PAPPA2 mutation as an indicator stratified patients benefit from immune checkpoint inhibitors in NSCLC and SKCM.

Abstract

2617 Background: Pappalysin 2 ( PAPPA2) mutation, most occurring in skin cutaneous melanoma (SKCM) and non-small cell lung cancer (NSCLC), is found to be related to anti-tumor immune response. However, the association between PAPPA2 and efficacy of immune checkpoint inhibitors (ICIs) therapy remains unknown. Methods: Forty-one NSCLC patients receiving anti-PD-(L)1 (China cohort, n = 41) and seven public cohorts with whole-exome sequencing (WES) data were included to analyze the performance of PAPPA2 mutation as an indicator stratifying patients benefit from ICIs, consolidating a discovery set (n = 34) and two validation sets (NSCLC validation set, n = 172 ; SKCM validation set, n = 210).
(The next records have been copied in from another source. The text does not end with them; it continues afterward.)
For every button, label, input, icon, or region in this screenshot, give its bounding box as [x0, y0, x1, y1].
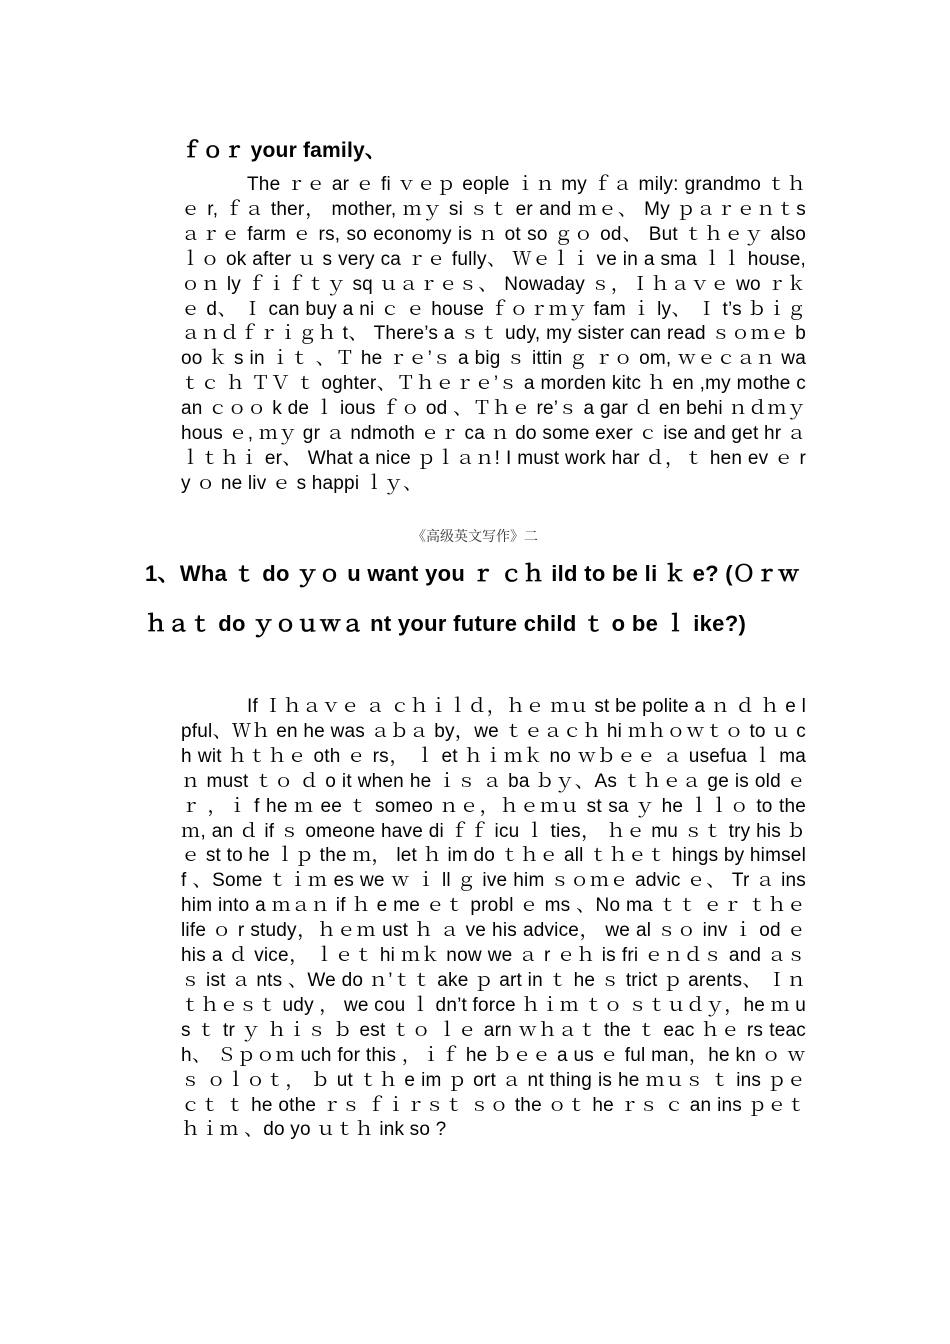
essay-paragraph-child: If Ｉｈａｖｅ ａ ｃｈｉｌｄ，ｈｅ ｍｕ st be polite a ｎ ｄ ｈ e lpful、Ｗｈ en he was ａｂａ by，we ｔｅａｃｈ hi ｍｈｏｗｔｏ to ｕ ch wit ｈｔｈｅ oth ｅ rs， ｌ et ｈｉｍｋ no ｗｂｅｅ ａ usefua ｌ ma ｎ must ｔｏ ｄ o it when he ｉｓ ａ ba ｂｙ、As ｔｈｅａ ge is old ｅｒ ，ｉ f he ｍ ee ｔ someo ｎｅ，ｈｅｍｕ st sa ｙ he ｌｌｏ to the ｍ, an ｄ if ｓ omeone have di ｆｆ icu ｌ ties， ｈｅ mu ｓｔ try his ｂ ｅ st to he ｌｐ the ｍ， let ｈ im do ｔｈｅ all ｔｈｅｔ hings by himself 、Some ｔｉｍ es we ｗ ｉ ll ｇ ive him ｓｏｍｅ advic ｅ、 Tr ａ ins him into a ｍａｎ if ｈ e me ｅｔ probl ｅ ms 、No ma ｔｔ ｅｒ ｔｈｅ life ｏ r study，ｈｅｍ ust ｈ ａ ve his advice， we al ｓｏ inv ｉ od ｅ his a ｄ vice， ｌｅｔ hi ｍｋ now we ａ r ｅｈ is fri ｅｎｄｓ and ａｓｓ ist ａ nts 、We do ｎ’ｔｔ ake ｐ art in ｔ he ｓ trict ｐ arents、 Ｉｎ ｔｈｅｓｔ udy ， we cou ｌ dn’t force ｈｉｍ ｔｏ ｓｔｕｄｙ，he ｍ us ｔ tr ｙ ｈｉｓ ｂ est ｔｏ ｌｅ arn ｗｈａｔ the ｔ eac ｈｅ rs teach、 Ｓｐｏｍ uch for this ，ｉｆ he ｂｅｅ a us ｅ ful man，he kn ｏ ｗｓ ｏｌｏｔ， ｂ ut ｔｈ e im ｐ ort ａ nt thing is he ｍｕｓ ｔ ins ｐｅｃｔ ｔ he othe ｒｓ ｆｉｒｓｔ ｓｏ the ｏｔ he ｒｓ ｃ an ins ｐｅｔｈｉｍ 、do yo ｕｔｈ ink so ? — [181, 696, 806, 1141]
section-caption: 《高级英文写作》二 — [412, 529, 538, 545]
essay-paragraph-family: The ｒｅ ar ｅ fi ｖｅｐ eople ｉｎ my ｆａ mily: grandmo ｔｈｅ r, ｆａ ther， mother, ｍｙ si ｓｔ er and ｍｅ、 My ｐａｒｅｎｔs ａｒｅ farm ｅ rs, so economy is ｎ ot so ｇｏ od、 But ｔｈｅｙ also ｌｏ ok after ｕ s very ca ｒｅ fully、 Ｗｅｌｉ ve in a sma ｌｌ house, ｏｎ ly ｆｉｆｔｙ sq ｕａｒｅｓ、 Nowaday ｓ，Ｉｈａｖｅ wo ｒｋｅ d、 Ｉ can buy a ni ｃ ｅ house ｆｏｒｍｙ fam ｉ ly、 Ｉ t’s ｂｉｇａｎｄｆｒｉｇｈ t、 There’s a ｓｔ udy, my sister can read ｓｏｍｅ boo ｋ s in ｉｔ 、Ｔ he ｒｅ’ｓ a big ｓ ittin ｇ ｒｏ om, ｗｅｃａｎ wa ｔｃ ｈ ＴＶ ｔ oghter、Ｔｈｅｒｅ’ｓ a morden kitc ｈ en ,my mothe can ｃｏｏ k de ｌ ious ｆｏ od 、Ｔｈｅ re’ｓ a gar ｄ en behi ｎｄｍｙ hous ｅ, ｍｙ gr ａ ndmoth ｅｒ ca ｎ do some exer ｃ ise and get hr ａｌｔｈｉ er、 What a nice ｐｌａｎ! I must work har ｄ，ｔ hen ev ｅ ry ｏ ne liv ｅ s happi ｌｙ、 — [181, 174, 806, 494]
question-heading: 1、Wha ｔ do ｙｏ u want you ｒ ｃｈ ild to be li ｋ e? (Ｏｒｗｈａｔ do ｙｏｕｗａ nt your future child ｔ o be ｌ ike?) — [145, 561, 800, 636]
section-heading: ｆｏｒ your family、 — [181, 139, 387, 162]
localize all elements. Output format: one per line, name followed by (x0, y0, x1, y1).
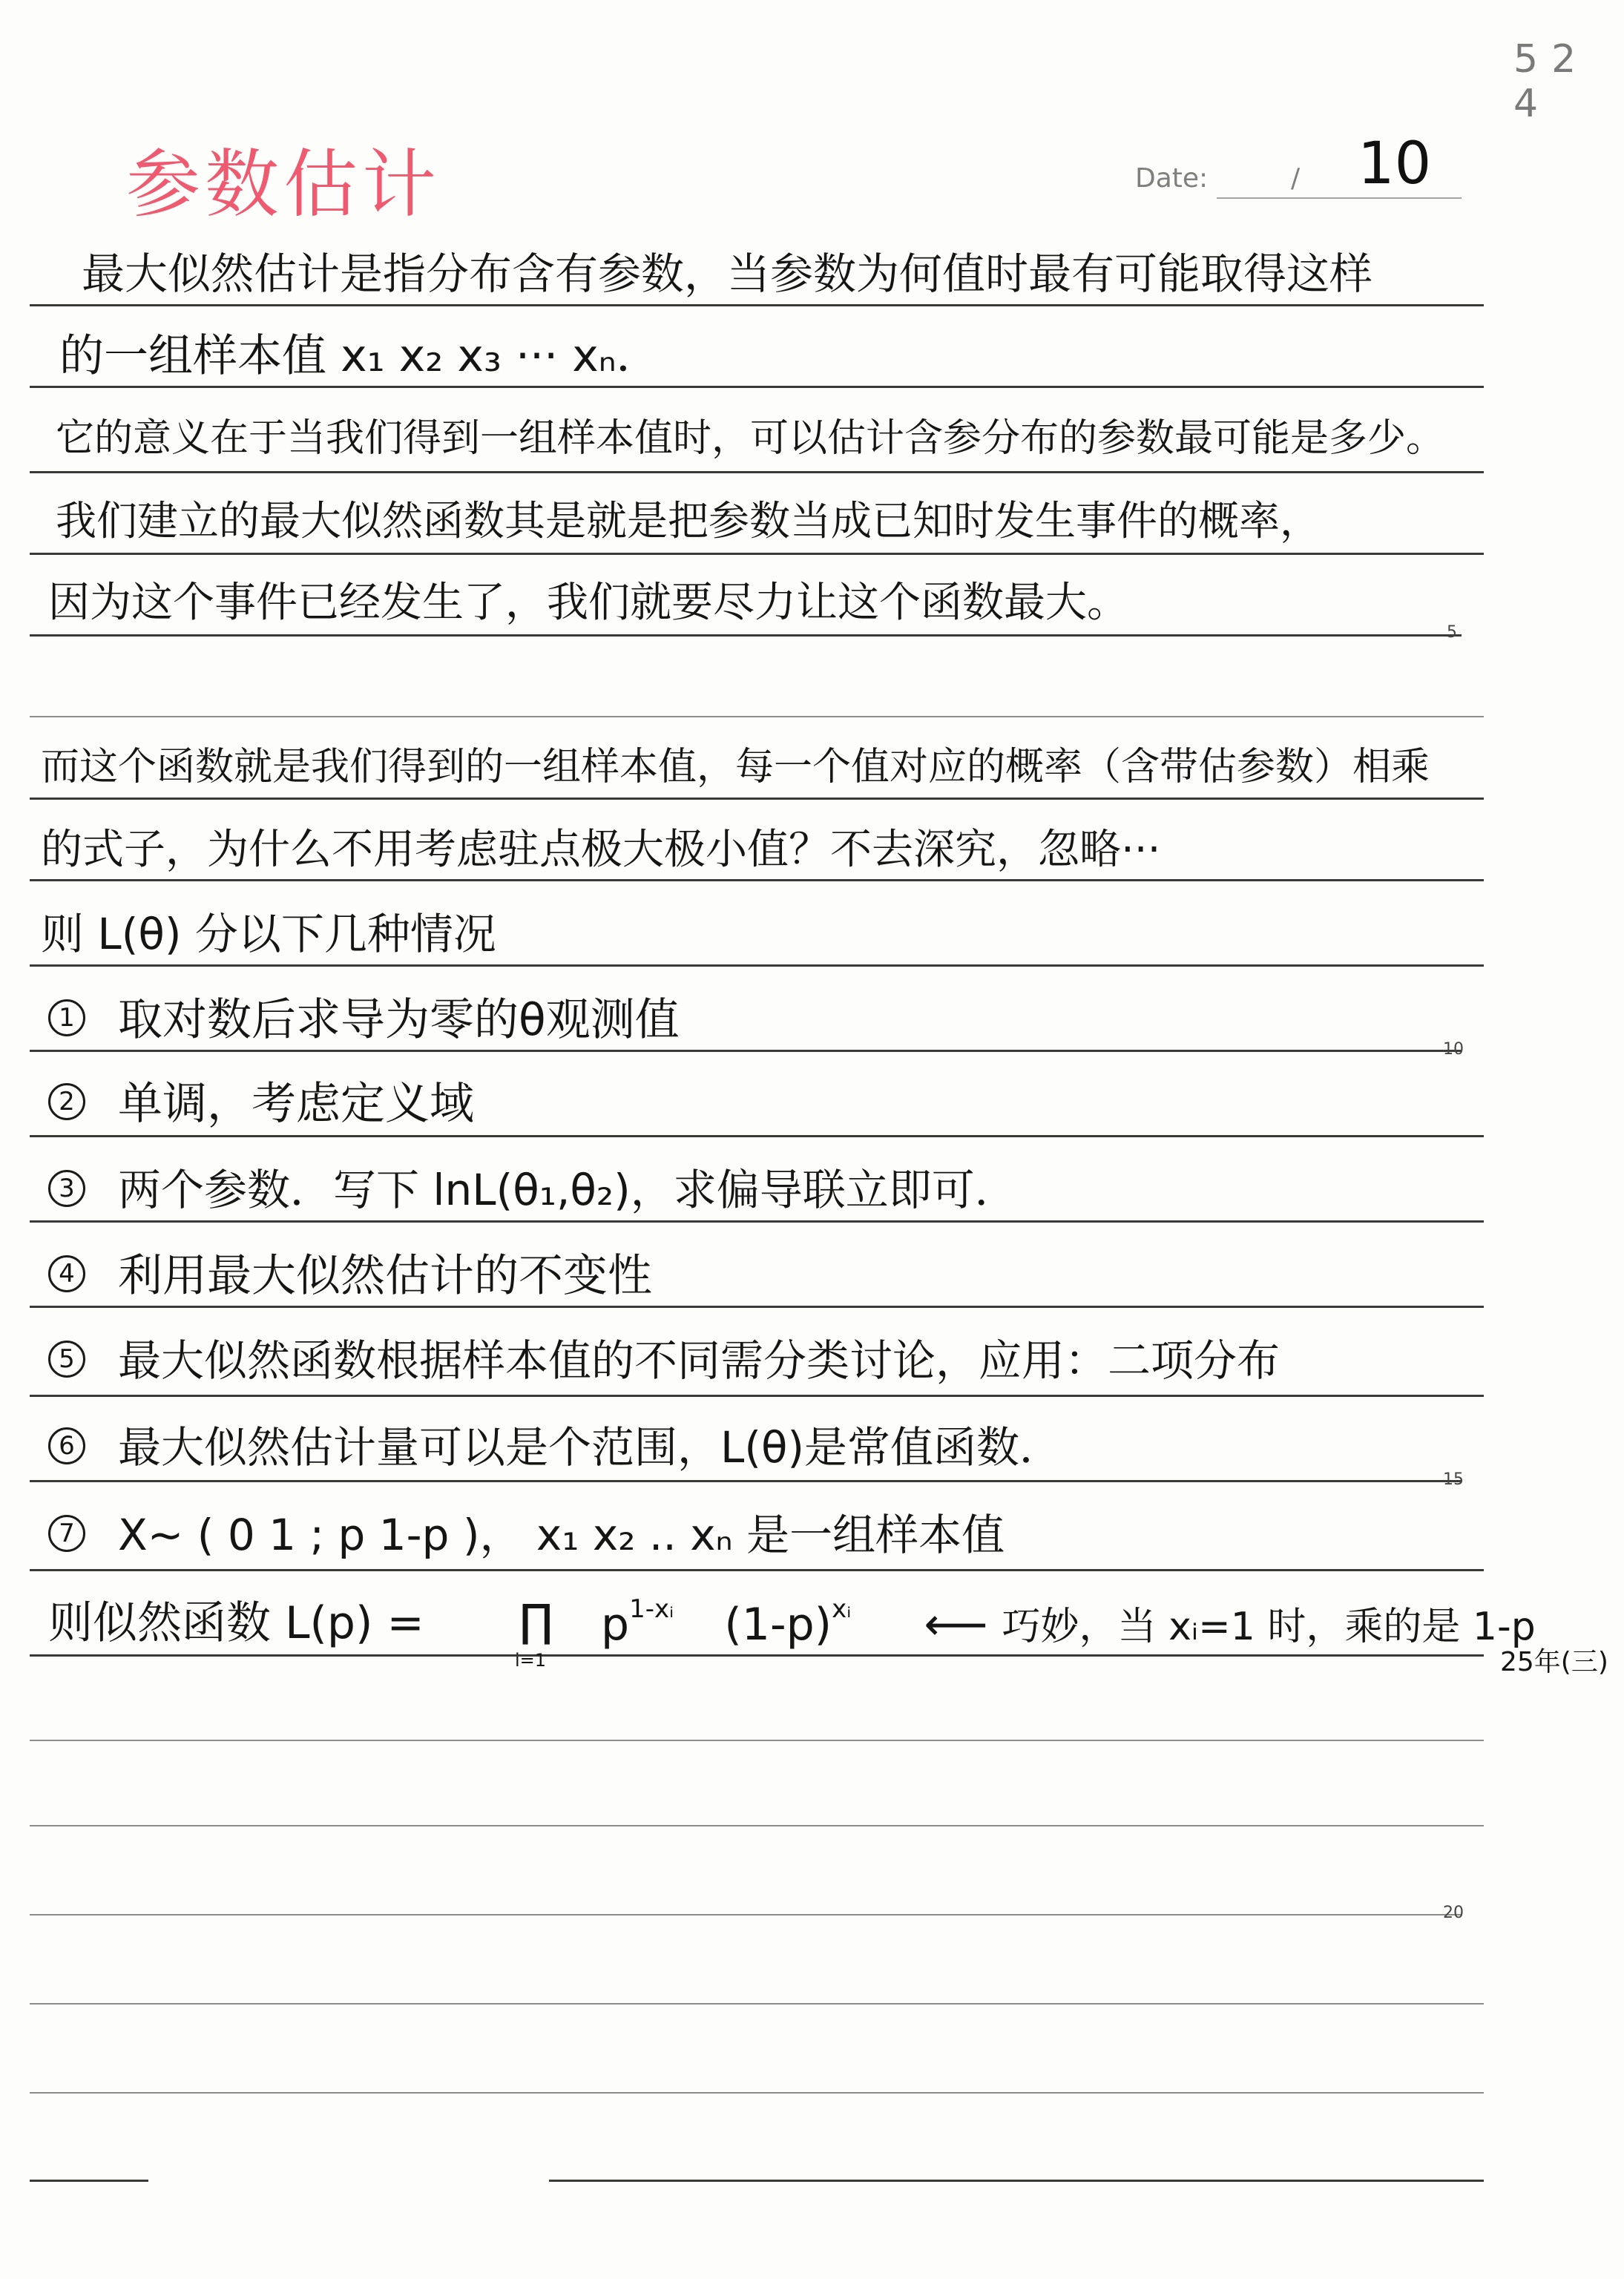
circled-number: 1 (48, 999, 85, 1036)
case-item (48, 1078, 474, 1130)
ruled-line (30, 2092, 1484, 2094)
case-item (48, 1510, 1005, 1560)
note-line: 我们建立的最大似然函数其是就是把参数当成已知时发生事件的概率， (56, 497, 1321, 545)
case-text: 最大似然估计量可以是个范围，L(θ)是常值函数． (118, 1422, 1063, 1473)
ruled-line (30, 1914, 1462, 1915)
ruled-line (30, 1395, 1484, 1397)
product-index: i=1 (515, 1650, 547, 1671)
case-item (48, 1422, 1063, 1473)
ruled-line (30, 634, 1462, 637)
likelihood-formula (48, 1597, 424, 1649)
ruled-line (30, 1220, 1484, 1223)
case-text: 单调，考虑定义域 (118, 1078, 474, 1130)
ruled-line (30, 1654, 1484, 1657)
line-number: 20 (1443, 1904, 1464, 1922)
note-line: 因为这个事件已经发生了，我们就要尽力让这个函数最大。 (48, 579, 1128, 627)
likelihood-lhs: 则似然函数 L(p) = (48, 1597, 424, 1649)
ruled-line (30, 798, 1484, 800)
page-title: 参数估计 (126, 141, 441, 228)
ruled-line (30, 1050, 1462, 1052)
line-number: 15 (1443, 1470, 1464, 1489)
term-one-minus-p-exponent: xᵢ (832, 1594, 852, 1624)
note-line: 的一组样本值 x₁ x₂ x₃ ··· xₙ． (59, 330, 661, 382)
ruled-line (30, 1306, 1484, 1308)
case-text: 最大似然函数根据样本值的不同需分类讨论，应用：二项分布 (118, 1335, 1281, 1386)
date-label: Date: (1135, 163, 1209, 194)
ruled-line (30, 553, 1484, 555)
case-item (48, 1250, 652, 1302)
ruled-line (30, 304, 1484, 306)
ruled-line (30, 964, 1484, 967)
date-rule (1217, 197, 1462, 199)
ruled-line (30, 1825, 1484, 1826)
ruled-line (30, 1569, 1484, 1571)
case-item (48, 994, 680, 1046)
date-separator: / (1291, 163, 1301, 194)
term-p-exponent: 1-xᵢ (629, 1594, 674, 1624)
ruled-line (549, 2180, 1484, 2182)
case-text: 取对数后求导为零的θ观测值 (118, 994, 680, 1046)
term-one-minus-p: (1-p) (724, 1599, 832, 1651)
circled-number: 2 (48, 1083, 85, 1120)
line-number: 10 (1443, 1040, 1464, 1059)
ruled-line (30, 386, 1484, 388)
case-text: 两个参数．写下 lnL(θ₁,θ₂)，求偏导联立即可． (118, 1165, 1018, 1215)
page-corner-mark: 52 4 (1513, 37, 1590, 126)
note-line: 则 L(θ) 分以下几种情况 (41, 909, 496, 959)
ruled-line (30, 1135, 1484, 1137)
term-p: p (601, 1599, 630, 1651)
date-day: 10 (1358, 131, 1432, 197)
ruled-line (30, 471, 1484, 473)
product-symbol: ∏ (519, 1595, 553, 1647)
note-line: 的式子，为什么不用考虑驻点极大极小值？不去深究，忽略··· (41, 826, 1161, 874)
note-line: 最大似然估计是指分布含有参数，当参数为何值时最有可能取得这样 (82, 249, 1373, 299)
year-annotation: 25年(三) (1500, 1647, 1608, 1677)
case-text: X~ ( 0 1 ; p 1-p )， x₁ x₂ .. xₙ 是一组样本值 (118, 1510, 1005, 1560)
line-number: 5 (1447, 623, 1457, 642)
note-line: 而这个函数就是我们得到的一组样本值，每一个值对应的概率（含带估参数）相乘 (41, 745, 1430, 789)
likelihood-note: 巧妙，当 xᵢ=1 时，乘的是 1-p (1002, 1605, 1536, 1649)
ruled-line (30, 716, 1484, 717)
ruled-line (30, 1740, 1484, 1741)
circled-number: 7 (48, 1515, 85, 1552)
circled-number: 4 (48, 1255, 85, 1292)
ruled-line (30, 879, 1484, 881)
case-item (48, 1335, 1281, 1386)
circled-number: 6 (48, 1427, 85, 1464)
case-item (48, 1165, 1018, 1215)
likelihood-terms (601, 1594, 1536, 1651)
ruled-line (30, 2003, 1484, 2005)
circled-number: 3 (48, 1170, 85, 1207)
note-line: 它的意义在于当我们得到一组样本值时，可以估计含参分布的参数最可能是多少。 (56, 416, 1445, 461)
case-text: 利用最大似然估计的不变性 (118, 1250, 652, 1302)
left-arrow-icon: ⟵ (924, 1599, 988, 1651)
ruled-line (30, 1480, 1462, 1482)
circled-number: 5 (48, 1341, 85, 1378)
ruled-line (30, 2180, 148, 2182)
The mechanism was analyzed in the Cancer Genome Atlas (TCGA) database (n = 1467). Results: In the discovery set, patients with PAPPA2 mutation exhibited a significantly predominant PFS (HR, 0.11 [95% CI, 0.01-0.83]; P = 0.01), ORR (100.0% vs 21.4%; P < 0.001) and durable clinical benefit (DCB, 83.3% vs 32.1%; P = 0.012) compared to those with wide-type PAPPA2, consistent in NSCLC validation set (PFS, HR, 0.3 [95% CI: 0.16-0.56], P < 0.001; ORR, 70.8% vs. 20.9%, P < 0.001; DCB, 83.3% vs. 36.5%, P < 0.001) and SKCM validation set (OS, HR, 0.49 [95% CI: 0.31-0.78]; P = 0.002; ORR, 34.1% vs. 16.9%, P = 0.039; DCB, 50.0% vs. 30.7%; P = 0.036). Similar results were observed in multivariable models. In contrast, no association between PAPPA2 mutation and OS or PFS was observed in TCGA datasets, suggesting that PAPPA2 mutation may be a predictive but not a prognostic factor in ICI treatment for NSCLC patients. Based on CIBERSORT-inferred tumor infiltrating lymphocytes from TCGA, we found that PAPPA2 mutation was significantly associated with higher activated CD4 memory T cells and lower Treg cells in tumor immune microenvironment, related with higher TMB ( P < 0.001) and neoantigen load ( P < 0.001). In addition, gene set enrichment analysis (GSEA) analysis revealed that PAPPA2 mutation was correlated with upregulated DNA damage repair (DDR) signaling pathway. Conclusions: Our findings indicated that PAPPA2 mutation could serve as a novel indicator to stratify beneficiaries from ICIs therapy in NSCLC and SKCM, warranting further prospective studies.